«L'organisation individualiste du travail», «la solitude érémitique des juges», dit le rapport de Claude Rouiller à propos du Tribunal administratif. A force que l'attention du citoyen soit attirée sur certains désordres de la justice, il est un trait qui finit par s'imposer comme une constante. Il y a quelques semaines, le Tribunal fédéral des assurances, à Lucerne, parvenait à grand-peine à surmonter le différend opposant deux juges. Là encore, la solitude de la fonction et l'individualisme des juges paraissaient avoir pesé lourd dans la naissance du conflit comme dans l'impossibilité où s'était longtemps trouvée la juridiction suprême de le résoudre. A peine plus loin dans le temps, l'affaire Schubarth intriguait, elle aussi, par les proportions que prenaient des rivalités au sein même d'un collège de juges.
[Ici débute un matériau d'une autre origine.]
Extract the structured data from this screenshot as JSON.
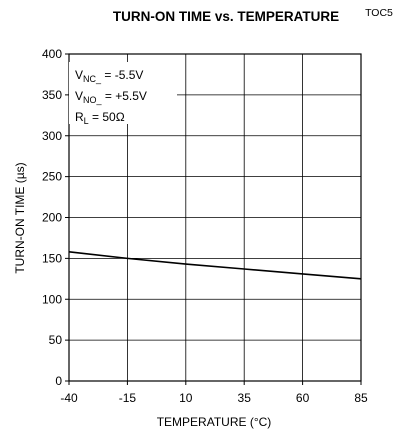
{
  "figure_id": "TOC5",
  "chart_data": {
    "type": "line",
    "title": "TURN-ON TIME vs. TEMPERATURE",
    "xlabel": "TEMPERATURE (°C)",
    "ylabel": "TURN-ON TIME (µs)",
    "xlim": [
      -40,
      85
    ],
    "ylim": [
      0,
      400
    ],
    "xticks": [
      -40,
      -15,
      10,
      35,
      60,
      85
    ],
    "yticks": [
      0,
      50,
      100,
      150,
      200,
      250,
      300,
      350,
      400
    ],
    "grid": true,
    "line_color": "#000000",
    "series": [
      {
        "x": [
          -40,
          -15,
          10,
          35,
          60,
          85
        ],
        "values": [
          158,
          150,
          143,
          137,
          131,
          125
        ]
      }
    ],
    "annotations": [
      {
        "main": "V",
        "sub": "NC_",
        "rest": " = -5.5V"
      },
      {
        "main": "V",
        "sub": "NO_",
        "rest": " = +5.5V"
      },
      {
        "main": "R",
        "sub": "L",
        "rest": " = 50Ω"
      }
    ]
  }
}
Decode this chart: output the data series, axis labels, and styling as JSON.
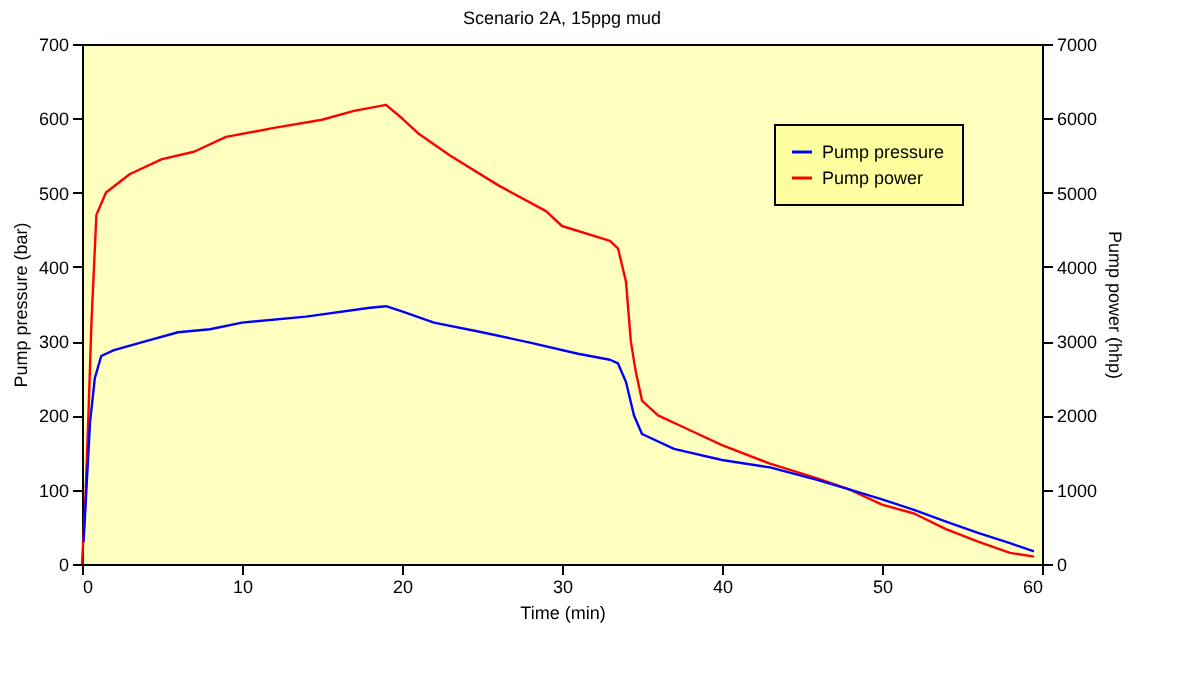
{
  "chart_data": {
    "type": "line",
    "title": "Scenario 2A, 15ppg mud",
    "xlabel": "Time (min)",
    "ylabel": "Pump pressure (bar)",
    "y2label": "Pump power (hhp)",
    "xlim": [
      0,
      60
    ],
    "xticks": [
      0,
      10,
      20,
      30,
      40,
      50,
      60
    ],
    "ylim": [
      0,
      700
    ],
    "yticks": [
      0,
      100,
      200,
      300,
      400,
      500,
      600,
      700
    ],
    "y2lim": [
      0,
      7000
    ],
    "y2ticks": [
      0,
      1000,
      2000,
      3000,
      4000,
      5000,
      6000,
      7000
    ],
    "grid": false,
    "legend": "top right",
    "line_style": "solid",
    "marker": "none",
    "series": [
      {
        "name": "Pump pressure",
        "color": "#0000ff",
        "x": [
          0.1,
          0.3,
          0.5,
          0.8,
          1.2,
          2,
          4,
          6,
          8,
          10,
          14,
          18,
          19,
          20,
          22,
          25,
          28,
          31,
          33,
          33.5,
          34,
          34.5,
          35,
          37,
          40,
          43,
          46,
          48,
          50,
          52,
          54,
          56,
          58,
          59.5
        ],
        "values": [
          30,
          110,
          190,
          250,
          280,
          288,
          300,
          312,
          316,
          325,
          333,
          345,
          347,
          340,
          325,
          312,
          298,
          283,
          275,
          270,
          245,
          200,
          175,
          155,
          140,
          130,
          113,
          100,
          87,
          73,
          57,
          42,
          28,
          17
        ]
      },
      {
        "name": "Pump power",
        "color": "#ff0000",
        "axis": "y2",
        "x": [
          0,
          0.2,
          0.4,
          0.6,
          0.9,
          1.5,
          3,
          5,
          7,
          9,
          12,
          15,
          17,
          19,
          20,
          21,
          23,
          26,
          29,
          30,
          33,
          33.5,
          34,
          34.3,
          34.6,
          35,
          36,
          38,
          40,
          43,
          46,
          48,
          50,
          52,
          54,
          56,
          58,
          59.5
        ],
        "values": [
          0,
          800,
          2000,
          3300,
          4700,
          5000,
          5250,
          5450,
          5550,
          5750,
          5870,
          5980,
          6100,
          6180,
          6000,
          5800,
          5500,
          5100,
          4750,
          4550,
          4350,
          4250,
          3800,
          3000,
          2600,
          2200,
          2000,
          1800,
          1600,
          1350,
          1150,
          1000,
          800,
          680,
          470,
          300,
          150,
          100
        ]
      }
    ]
  }
}
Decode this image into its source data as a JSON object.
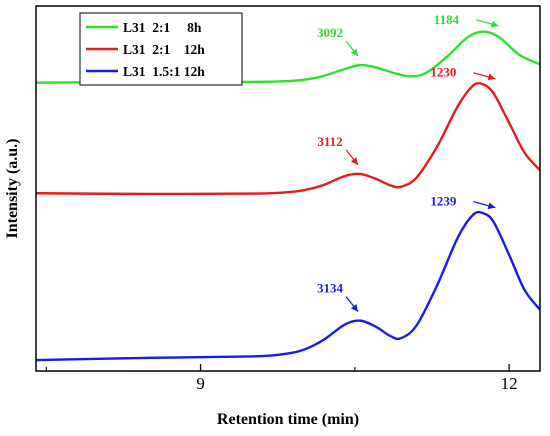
{
  "chart_data": {
    "type": "line",
    "xlabel": "Retention time (min)",
    "ylabel": "Intensity (a.u.)",
    "xlim": [
      7.4,
      12.3
    ],
    "ylim": [
      0,
      1
    ],
    "x_ticks": [
      9,
      12
    ],
    "grid": false,
    "y_tick_labels": false,
    "legend_position": "top-left",
    "series": [
      {
        "name": "L31  2:1     8h",
        "color": "#2ee02e",
        "points": [
          [
            7.4,
            0.79
          ],
          [
            8.5,
            0.792
          ],
          [
            9.5,
            0.792
          ],
          [
            9.9,
            0.795
          ],
          [
            10.15,
            0.805
          ],
          [
            10.4,
            0.827
          ],
          [
            10.55,
            0.838
          ],
          [
            10.7,
            0.832
          ],
          [
            10.9,
            0.815
          ],
          [
            11.05,
            0.807
          ],
          [
            11.2,
            0.818
          ],
          [
            11.4,
            0.862
          ],
          [
            11.6,
            0.915
          ],
          [
            11.75,
            0.93
          ],
          [
            11.9,
            0.915
          ],
          [
            12.1,
            0.866
          ],
          [
            12.3,
            0.84
          ]
        ],
        "peaks": [
          {
            "label": "3092",
            "x": 10.55
          },
          {
            "label": "1184",
            "x": 11.76
          }
        ]
      },
      {
        "name": "L31  2:1    12h",
        "color": "#e81a1a",
        "points": [
          [
            7.4,
            0.487
          ],
          [
            8.5,
            0.485
          ],
          [
            9.5,
            0.486
          ],
          [
            9.8,
            0.489
          ],
          [
            10.0,
            0.495
          ],
          [
            10.2,
            0.51
          ],
          [
            10.4,
            0.534
          ],
          [
            10.55,
            0.54
          ],
          [
            10.7,
            0.527
          ],
          [
            10.85,
            0.508
          ],
          [
            10.95,
            0.505
          ],
          [
            11.1,
            0.53
          ],
          [
            11.3,
            0.615
          ],
          [
            11.5,
            0.725
          ],
          [
            11.65,
            0.782
          ],
          [
            11.75,
            0.785
          ],
          [
            11.85,
            0.76
          ],
          [
            12.0,
            0.68
          ],
          [
            12.15,
            0.598
          ],
          [
            12.3,
            0.55
          ]
        ],
        "peaks": [
          {
            "label": "3112",
            "x": 10.55
          },
          {
            "label": "1230",
            "x": 11.73
          }
        ]
      },
      {
        "name": "L31  1.5:1 12h",
        "color": "#1a1aee",
        "points": [
          [
            7.4,
            0.03
          ],
          [
            8.5,
            0.036
          ],
          [
            9.5,
            0.04
          ],
          [
            9.8,
            0.046
          ],
          [
            10.0,
            0.058
          ],
          [
            10.2,
            0.086
          ],
          [
            10.4,
            0.127
          ],
          [
            10.55,
            0.138
          ],
          [
            10.7,
            0.122
          ],
          [
            10.85,
            0.095
          ],
          [
            10.95,
            0.09
          ],
          [
            11.1,
            0.125
          ],
          [
            11.3,
            0.235
          ],
          [
            11.5,
            0.365
          ],
          [
            11.65,
            0.428
          ],
          [
            11.75,
            0.432
          ],
          [
            11.85,
            0.408
          ],
          [
            12.0,
            0.318
          ],
          [
            12.15,
            0.222
          ],
          [
            12.3,
            0.168
          ]
        ],
        "peaks": [
          {
            "label": "3134",
            "x": 10.55
          },
          {
            "label": "1239",
            "x": 11.73
          }
        ]
      }
    ]
  }
}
Chaque fois, ce qui frappe, c'est la difficulté qu'a l'autorité judiciaire à ramener l'ordre dans la maison. Qui, dès lors, doit le faire? La question risque de se poser avec toujours davantage d'acuité, les citoyens admettant de plus en plus difficilement d'être mal servis par la justice. L'entrée en lice des politiques paraît être la seule issue possible, mais appellera sans doute de repenser l'indépendance du pouvoir judiciaire qui ne saurait être, pour reprendre l'expression de pétitionnaires mécontents des tribunaux, «égale à la liberté de mal faire».